Origin of Life (Introduction)

by David Turell @, Monday, December 21, 2009, 02:07 (5248 days ago) @ xeno6696


> You see, the problem is that the converse position can be drawn with the same data... it wouldn't prove anything. If it turns out that life is common on any planet like ours--that's all it really means.-I accept that. That life appears at all is due to the fact that this is the perfect universe for life like ours, one hundred or more precise parameters required. 
> 
> You've talked about a probability limit. I'm going to get a little aggressive here:
> 
> 1. What is the number of this limit, and what reasons/systemic justification do you have for positing this number?-As a non-mathematician, I know of Borel's 10^ minus 50, and Dembski who tripled it to 10^ minus 150. I have no systematic justification. I don'tknow how to establish one except, I know the universe is 10^18 seconds old. I know that there are roughly 10^80 particles. 
> 
> 2. What are you comparing against? Meaning, if you have a probability limit, you have to have a system of measurement for it (or probability cannot be used).-Somehow mathematically I would think it can be calculated that, knowing methane, CO2, N2O, and other simple molecles exist naturally, what are the odds they could get together against time to a meaningful amino acid, and then from there to RNA and then DNA, each with a meaningful code inserted, again all against the time alloted, 700-800 million years (the time for earth formation to recognized life on earth). 
> 
> 3. What are your assumptions taken in support of 1 and 2?-I have faith, not assumptions. How did Dembski calculate the odds for the E. Coli flagellum? I don't know. Are his assumptions correct? I have no way of knowing. I know you don't trust Dembski, but were his assumptions correct as he calculated odds for the proper mix of amino acids?
 
> 
> 4. Why do you think the assumptions are reasonable? -I am way beyond my depth here.- 
> 
> 5. How confident can we be of this limit? (This part may shake out as we grapple with all of this.)-Those limits I quoted make superficial sense to me. At 10^18th seconds, any negative odds beyond that should be impressive for my point of view.-Shapiro in Origins calculated that simple life with only four amino acids and ten enzymes assembled by chance: "the odds of getting it right would be 1 in 10^150." Please read Shapiro. I swear to you he is an atheist. 
>
> 6. This question ties in heavily with 1 and 2. You have brought up Bayesian ideas somewhat recently--anytime there's a contingent probability. Considering that many contingent probabilities are misleading either due to current ignorance, why do you rule out discrete probabilities? An illustration here might help:
> 
> If you cut the skin of a healthy human adult, their blood will clot.

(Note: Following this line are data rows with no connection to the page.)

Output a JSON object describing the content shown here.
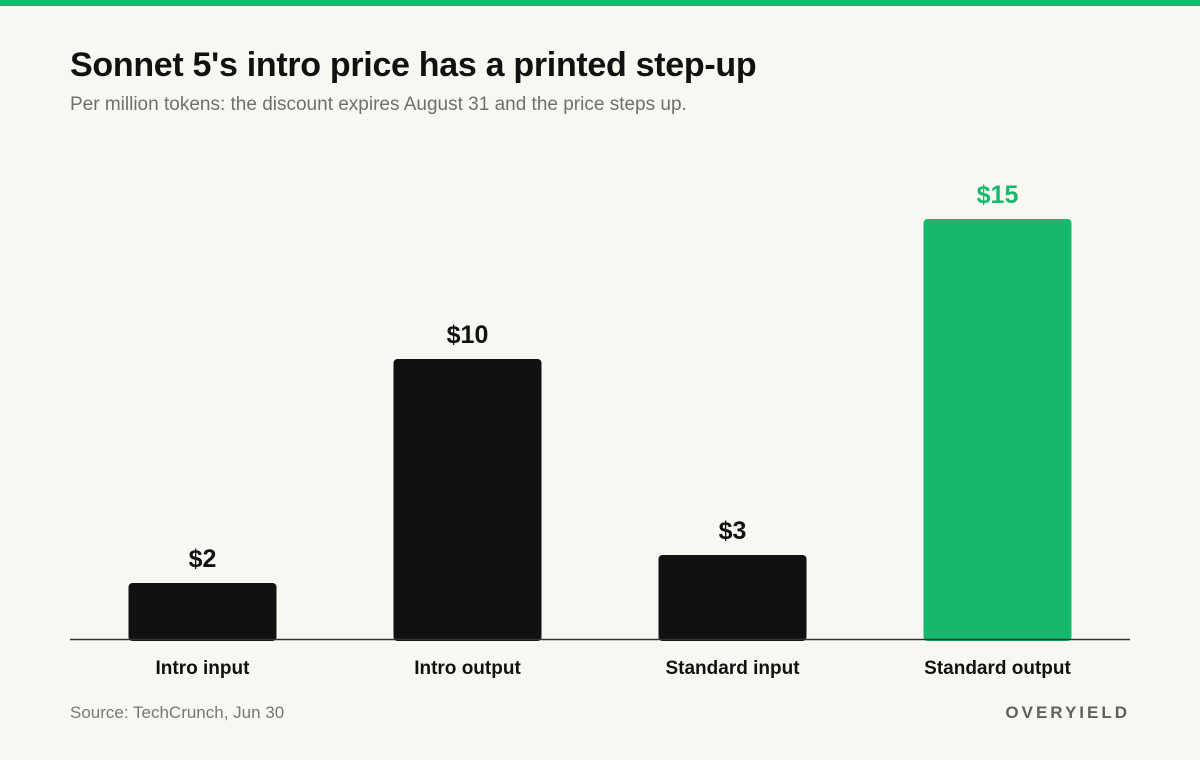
{
  "header": {
    "title": "Sonnet 5's intro price has a printed step-up",
    "subtitle": "Per million tokens: the discount expires August 31 and the price steps up."
  },
  "footer": {
    "source": "Source: TechCrunch, Jun 30",
    "brand": "OVERYIELD"
  },
  "colors": {
    "background": "#f8f8f3",
    "accent": "#16b96c",
    "bar": "#111111",
    "baseline": "#333333"
  },
  "chart_data": {
    "type": "bar",
    "categories": [
      "Intro input",
      "Intro output",
      "Standard input",
      "Standard output"
    ],
    "values": [
      2,
      10,
      3,
      15
    ],
    "value_labels": [
      "$2",
      "$10",
      "$3",
      "$15"
    ],
    "highlight_index": 3,
    "ylim": [
      0,
      15
    ],
    "grid": false,
    "legend": "none",
    "xlabel": "",
    "ylabel": ""
  }
}
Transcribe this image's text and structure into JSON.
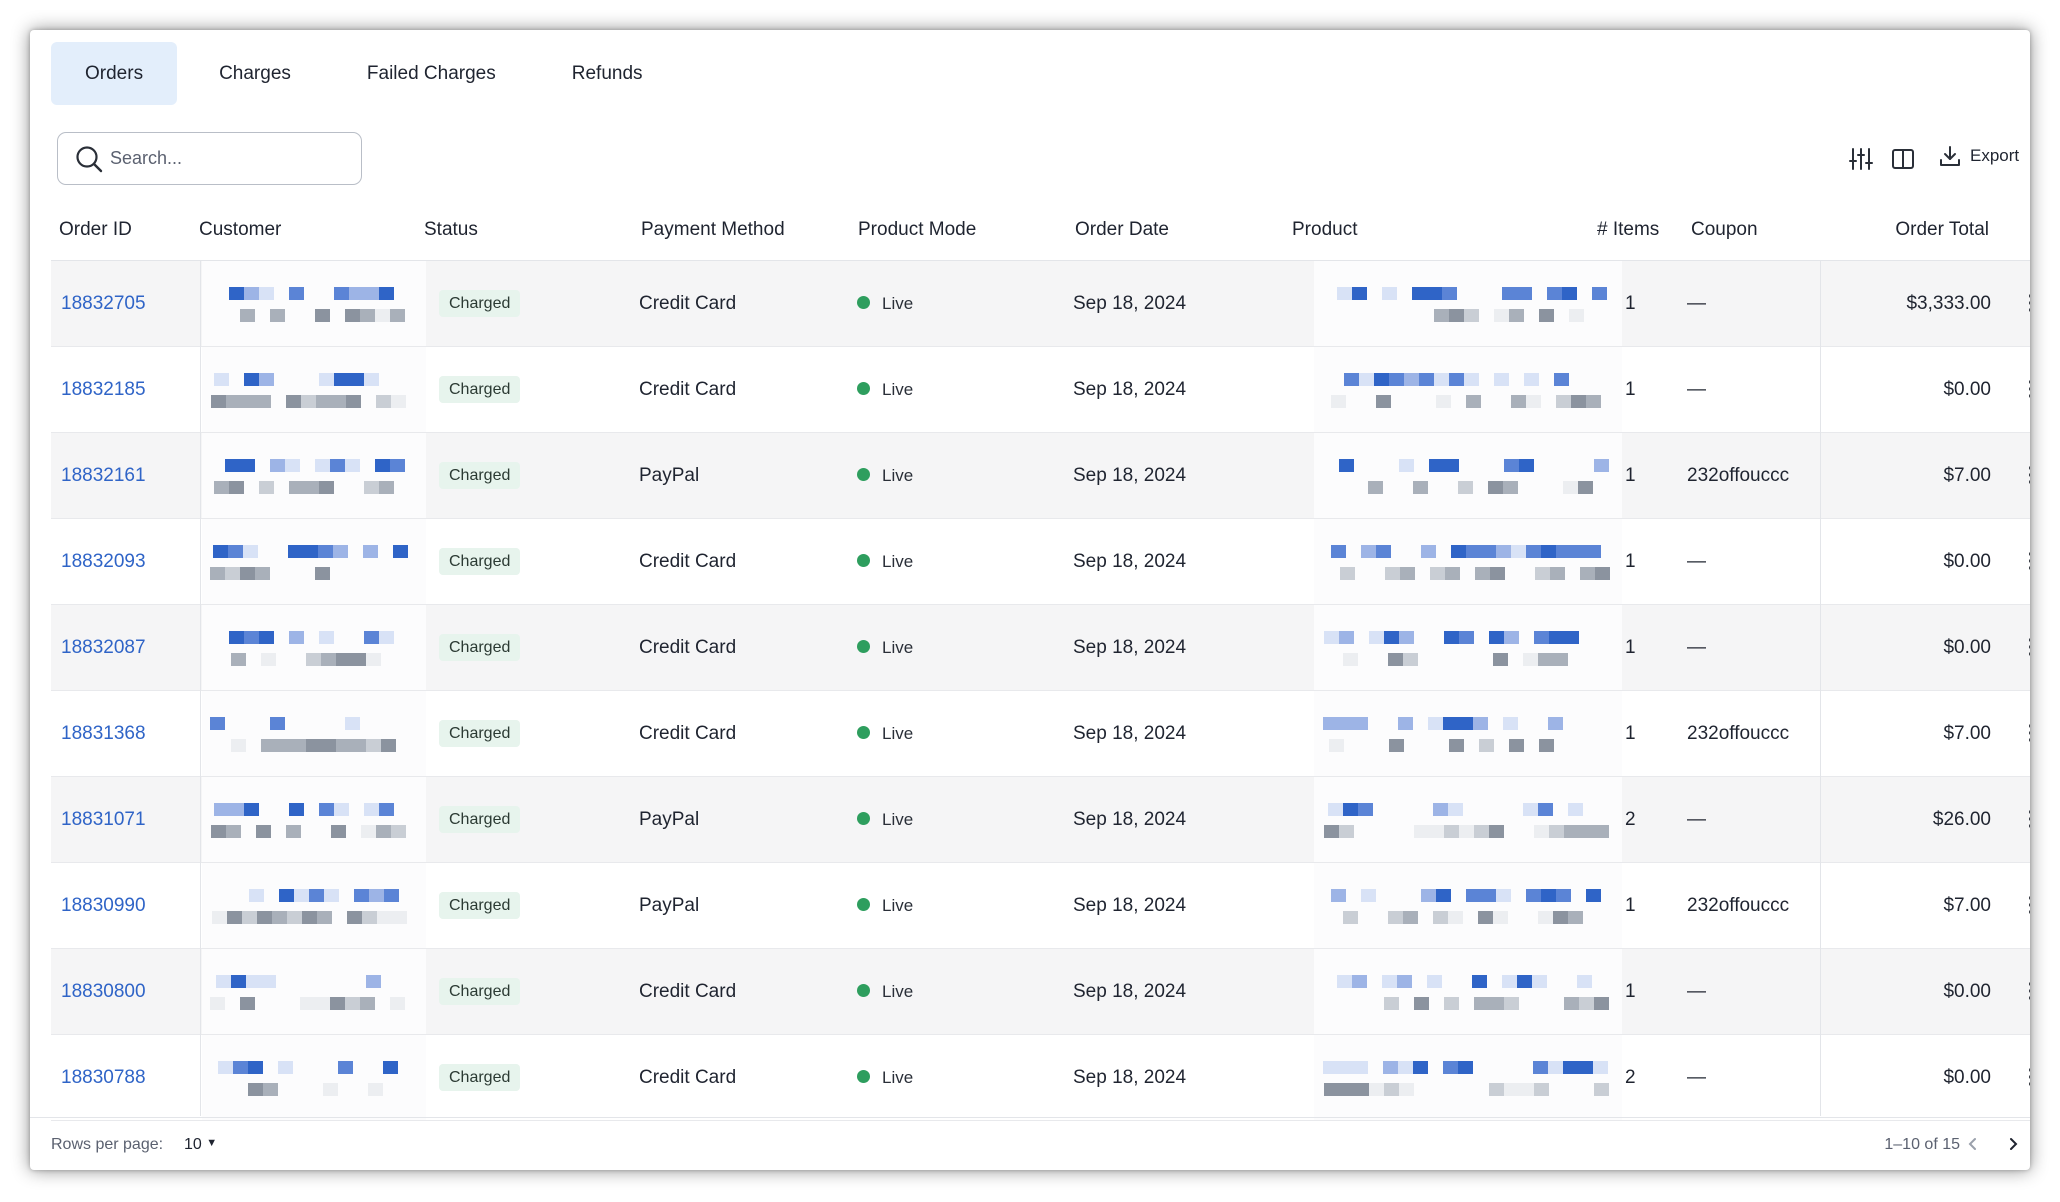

> If you insert a sperm cell into an egg, you will have a stem cell. 
> 
> How do you separate deterministic from the contingent in biological systems?-In biologic systems things are only determinisitc when the correct molecular crew cooperate together to produce the result. The blood clotting cascade has over 17 steps with a feed-back loop at each spot. I feel you have asked the question from the wrong perspective. Each step in setting up the cascade is contingent upon some process: chance or directed. I choose directed.-Lobsters have two steps: they have no heart, no blood vessels, and no blood pressure. "To each according to his need". Ken Miller loves to use the lobster in his arguments, that minor step-wise progression lowered the odds for chance. But to get to humans, at the same time a complex human circulatory system is developed in parallel with the clotting mechanism. There are hundreds, maybe thousands, of changes going on simultaneously, not insignificantly an electricity-run pumping heart with four chambers. . In my view Miller is dumb, dumb, dumb.